Humanity has a poor record indeed of correctly perceiving and assessing value. The embodiment of worth, Himself, "had no beauty or majesty to attract us to Him, nothing in His appearance that we should desire Him. He was despised and rejected by men, a man of sorrow and familiar with suffering. Like one from whom men hid their faces, he was despised, and we esteemed Him not." (Isa 53:2&3) As our example, He came to wake us to the meanings hidden in plain sight, to the structure of purpose underlying the physical world. He provided us with some clarity of perspective on what is of eternal significance.

"God has chosen the foolish things of this world to confound the wisdom of the wise." (1 Cor 1:27) The 'wise' philosophers of this world are the ones who truly have the futile existence, and follow a 'dead end' path. They aren't clued into what is really going on around them. Eternity is too large for their minds to grasp. Theirs is a colorless, one dimensional world.

This natural 'wisdom' has a value system diametrically opposed to Christ's. He, as the creator of the universe, sees more clearly and with total knowledge and understanding. Listen to what Christ values. He approves of the poor in spirit, those who mourn, the meek, those merciful, and those who are peacemakers. (Matt 5-10) Not exactly a list of the powerful and influential, is it? Yet these are the very ones who 'add flavor' by being "the salt of the earth" and 'color' by being "the light of the world". (Matt 5:13&14)
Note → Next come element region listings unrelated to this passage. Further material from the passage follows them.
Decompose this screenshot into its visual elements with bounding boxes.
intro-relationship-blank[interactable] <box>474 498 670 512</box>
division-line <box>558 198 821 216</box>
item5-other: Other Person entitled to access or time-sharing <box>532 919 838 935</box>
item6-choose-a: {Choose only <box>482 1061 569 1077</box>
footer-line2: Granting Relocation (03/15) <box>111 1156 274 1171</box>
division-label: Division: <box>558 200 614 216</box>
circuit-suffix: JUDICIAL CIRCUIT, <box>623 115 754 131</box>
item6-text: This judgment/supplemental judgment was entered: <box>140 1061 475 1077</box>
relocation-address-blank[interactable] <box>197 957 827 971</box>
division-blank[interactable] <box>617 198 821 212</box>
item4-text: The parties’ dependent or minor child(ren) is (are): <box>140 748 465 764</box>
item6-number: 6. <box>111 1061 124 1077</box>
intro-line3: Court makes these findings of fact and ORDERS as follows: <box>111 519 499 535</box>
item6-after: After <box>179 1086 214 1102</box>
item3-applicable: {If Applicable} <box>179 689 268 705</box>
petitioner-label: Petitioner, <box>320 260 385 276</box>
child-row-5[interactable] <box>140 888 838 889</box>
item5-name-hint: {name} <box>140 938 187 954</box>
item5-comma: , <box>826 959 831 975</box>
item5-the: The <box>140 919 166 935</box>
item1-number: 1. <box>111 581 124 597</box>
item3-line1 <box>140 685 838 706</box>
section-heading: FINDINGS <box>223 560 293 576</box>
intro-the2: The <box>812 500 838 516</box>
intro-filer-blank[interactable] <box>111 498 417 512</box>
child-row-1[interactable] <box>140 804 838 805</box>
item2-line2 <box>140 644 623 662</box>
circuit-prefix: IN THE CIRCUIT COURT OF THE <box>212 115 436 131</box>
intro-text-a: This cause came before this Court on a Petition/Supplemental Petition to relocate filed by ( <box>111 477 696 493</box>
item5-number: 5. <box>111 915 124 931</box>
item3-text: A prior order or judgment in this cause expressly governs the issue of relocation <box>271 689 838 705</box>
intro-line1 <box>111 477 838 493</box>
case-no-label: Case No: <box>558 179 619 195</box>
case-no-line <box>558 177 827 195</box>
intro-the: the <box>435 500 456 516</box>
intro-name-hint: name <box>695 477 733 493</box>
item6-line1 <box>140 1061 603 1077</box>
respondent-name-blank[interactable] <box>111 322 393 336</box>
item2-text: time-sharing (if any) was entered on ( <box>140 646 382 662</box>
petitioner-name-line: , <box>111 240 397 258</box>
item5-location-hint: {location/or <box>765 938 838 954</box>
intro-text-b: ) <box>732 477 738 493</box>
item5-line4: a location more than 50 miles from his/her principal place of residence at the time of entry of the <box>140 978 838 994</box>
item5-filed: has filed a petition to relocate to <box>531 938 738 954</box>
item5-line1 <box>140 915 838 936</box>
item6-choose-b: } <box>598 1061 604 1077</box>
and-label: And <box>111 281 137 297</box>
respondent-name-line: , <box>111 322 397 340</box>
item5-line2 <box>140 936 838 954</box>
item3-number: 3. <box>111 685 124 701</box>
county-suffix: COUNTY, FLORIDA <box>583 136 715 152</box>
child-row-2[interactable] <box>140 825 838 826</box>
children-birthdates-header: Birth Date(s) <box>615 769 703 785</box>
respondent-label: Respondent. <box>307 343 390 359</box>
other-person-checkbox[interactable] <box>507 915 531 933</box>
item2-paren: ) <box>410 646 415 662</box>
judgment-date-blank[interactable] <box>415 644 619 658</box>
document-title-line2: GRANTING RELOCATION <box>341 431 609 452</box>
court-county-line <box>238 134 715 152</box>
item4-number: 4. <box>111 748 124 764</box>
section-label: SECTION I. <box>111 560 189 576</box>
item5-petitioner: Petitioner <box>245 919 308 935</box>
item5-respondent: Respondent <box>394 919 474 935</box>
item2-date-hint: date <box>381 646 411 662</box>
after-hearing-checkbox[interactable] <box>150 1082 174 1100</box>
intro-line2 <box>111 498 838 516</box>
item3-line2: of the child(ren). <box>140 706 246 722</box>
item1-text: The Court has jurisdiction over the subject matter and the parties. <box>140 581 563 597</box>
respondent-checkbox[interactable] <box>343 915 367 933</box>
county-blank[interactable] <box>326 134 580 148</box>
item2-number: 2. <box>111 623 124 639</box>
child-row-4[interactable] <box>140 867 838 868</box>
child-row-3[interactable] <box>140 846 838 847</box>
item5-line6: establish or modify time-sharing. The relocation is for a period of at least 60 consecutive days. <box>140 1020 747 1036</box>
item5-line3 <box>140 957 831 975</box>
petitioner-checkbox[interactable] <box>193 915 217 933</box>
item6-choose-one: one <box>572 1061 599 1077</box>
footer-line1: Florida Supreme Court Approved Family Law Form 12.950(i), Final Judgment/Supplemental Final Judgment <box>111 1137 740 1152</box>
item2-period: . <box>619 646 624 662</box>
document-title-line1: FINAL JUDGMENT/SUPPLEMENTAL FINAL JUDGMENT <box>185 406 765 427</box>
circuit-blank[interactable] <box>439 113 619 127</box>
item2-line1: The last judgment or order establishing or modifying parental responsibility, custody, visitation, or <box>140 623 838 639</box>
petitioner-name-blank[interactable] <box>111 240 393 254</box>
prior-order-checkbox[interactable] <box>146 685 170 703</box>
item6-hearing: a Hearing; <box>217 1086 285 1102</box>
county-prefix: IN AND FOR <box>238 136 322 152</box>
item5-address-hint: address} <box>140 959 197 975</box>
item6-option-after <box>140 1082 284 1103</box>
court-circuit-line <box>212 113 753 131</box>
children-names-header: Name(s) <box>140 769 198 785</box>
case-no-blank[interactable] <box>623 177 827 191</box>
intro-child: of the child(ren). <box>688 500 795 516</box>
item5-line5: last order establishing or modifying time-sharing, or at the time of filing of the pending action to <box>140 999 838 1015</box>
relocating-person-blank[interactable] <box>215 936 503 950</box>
Which is to be preferred? The superficial or the profound? Can an illusion of self determination give satisfaction? Or is it better to open eyes to treasures of wisdom and understanding beyond price? It is an indictment of our spiritual blindness when we cannot see the shining jewel which is the person standing next to us. It is a trajedy of epic proportions when we do not feel the weight of honor bestowed upon us in any service we can perform for this earthly representative of our humble king.